My friends came soon after. After we ate the salad and bread that they brought, I got the flour down from shelf in the pantry and started the biscuits. My recipe calls for sour milk or buttermilk but I use kefir which is like yogurt except you can pour it and it’s wonderful to drink, lightly sweetened. I keep it on hand all the time for various things and this is an especially good use of it as it gives the biscuit an extra lift, preferable to milk. Making biscuit is quick and while they were in the hot oven, I whipped up the cream.
While I was doing this, the rain had stopped and the sun came out, illuminating our world and spilling light across the kitchen floor. It had been so long since we’d seen the sun, we all stopped our chatter and looked out as the light flooded the hayfield, bringing up a thousand shades of green in the hills near and far.
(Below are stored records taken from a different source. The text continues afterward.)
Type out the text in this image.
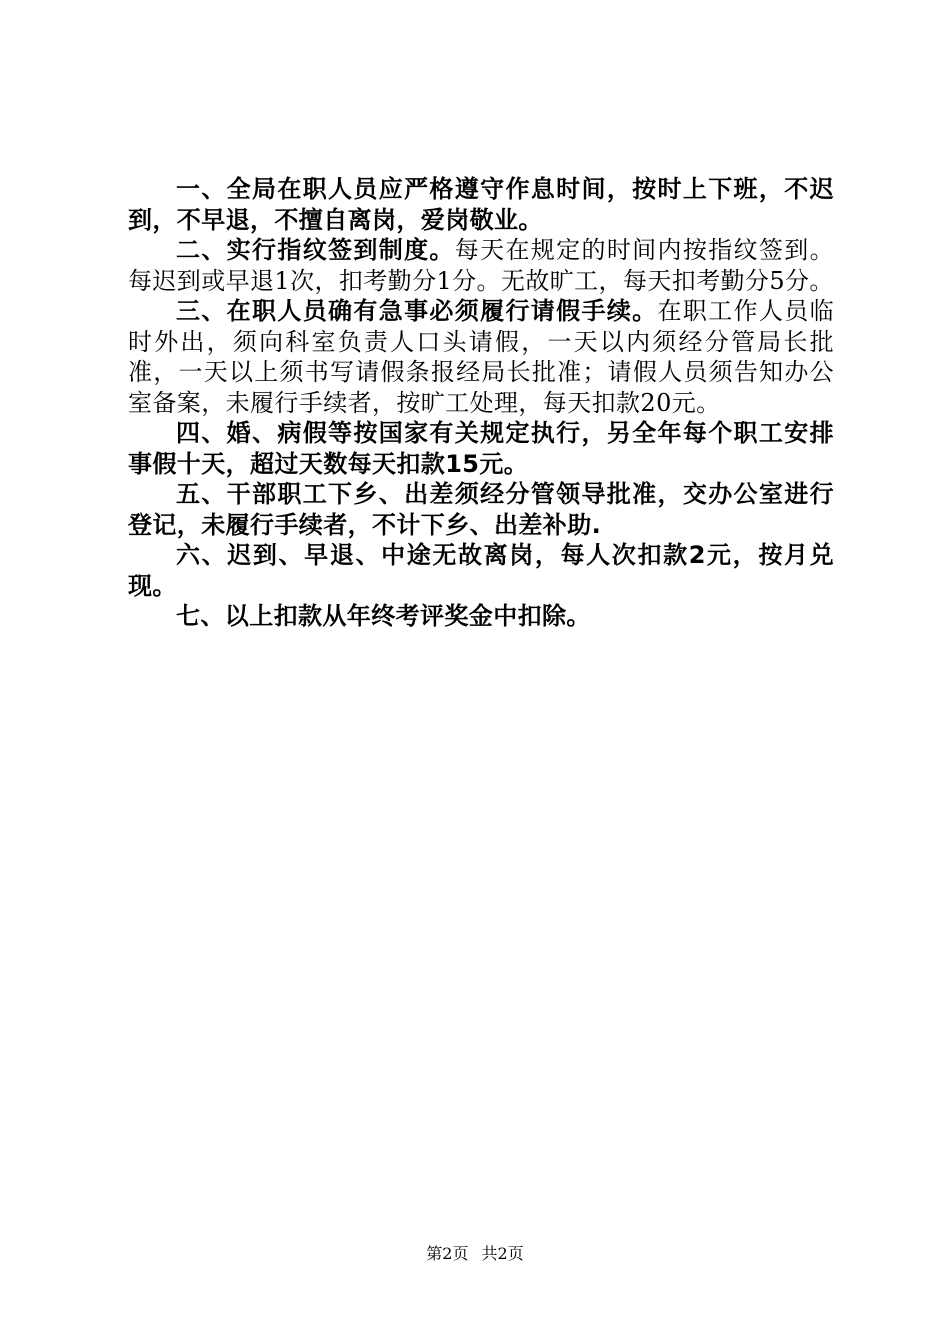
一、全局在职人员应严格遵守作息时间，按时上下班，不迟到，不早退，不擅自离岗，爱岗敬业。

二、实行指纹签到制度。每天在规定的时间内按指纹签到。每迟到或早退1次，扣考勤分1分。无故旷工，每天扣考勤分5分。

三、在职人员确有急事必须履行请假手续。在职工作人员临时外出，须向科室负责人口头请假，一天以内须经分管局长批准，一天以上须书写请假条报经局长批准；请假人员须告知办公室备案，未履行手续者，按旷工处理，每天扣款20元。

四、婚、病假等按国家有关规定执行，另全年每个职工安排事假十天，超过天数每天扣款15元。

五、干部职工下乡、出差须经分管领导批准，交办公室进行登记，未履行手续者，不计下乡、出差补助.

六、迟到、早退、中途无故离岗，每人次扣款2元，按月兑现。

七、以上扣款从年终考评奖金中扣除。

第2页 共2页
It seemed that it was still raining so while I split the biscuits and piled the sliced berries on top, my friends looked to the east for a rainbow.
None was found, though we didn’t look very hard. We were pretty focused on the strawberries and the shortcake. I drizzled maple syrup over the berries, gilding the lily no doubt, and topped it all with the cream. Sun on the field, Mayday asleep on the bed, there was silence as we ate. Harriet, it seems, was the only one not totally satisfied.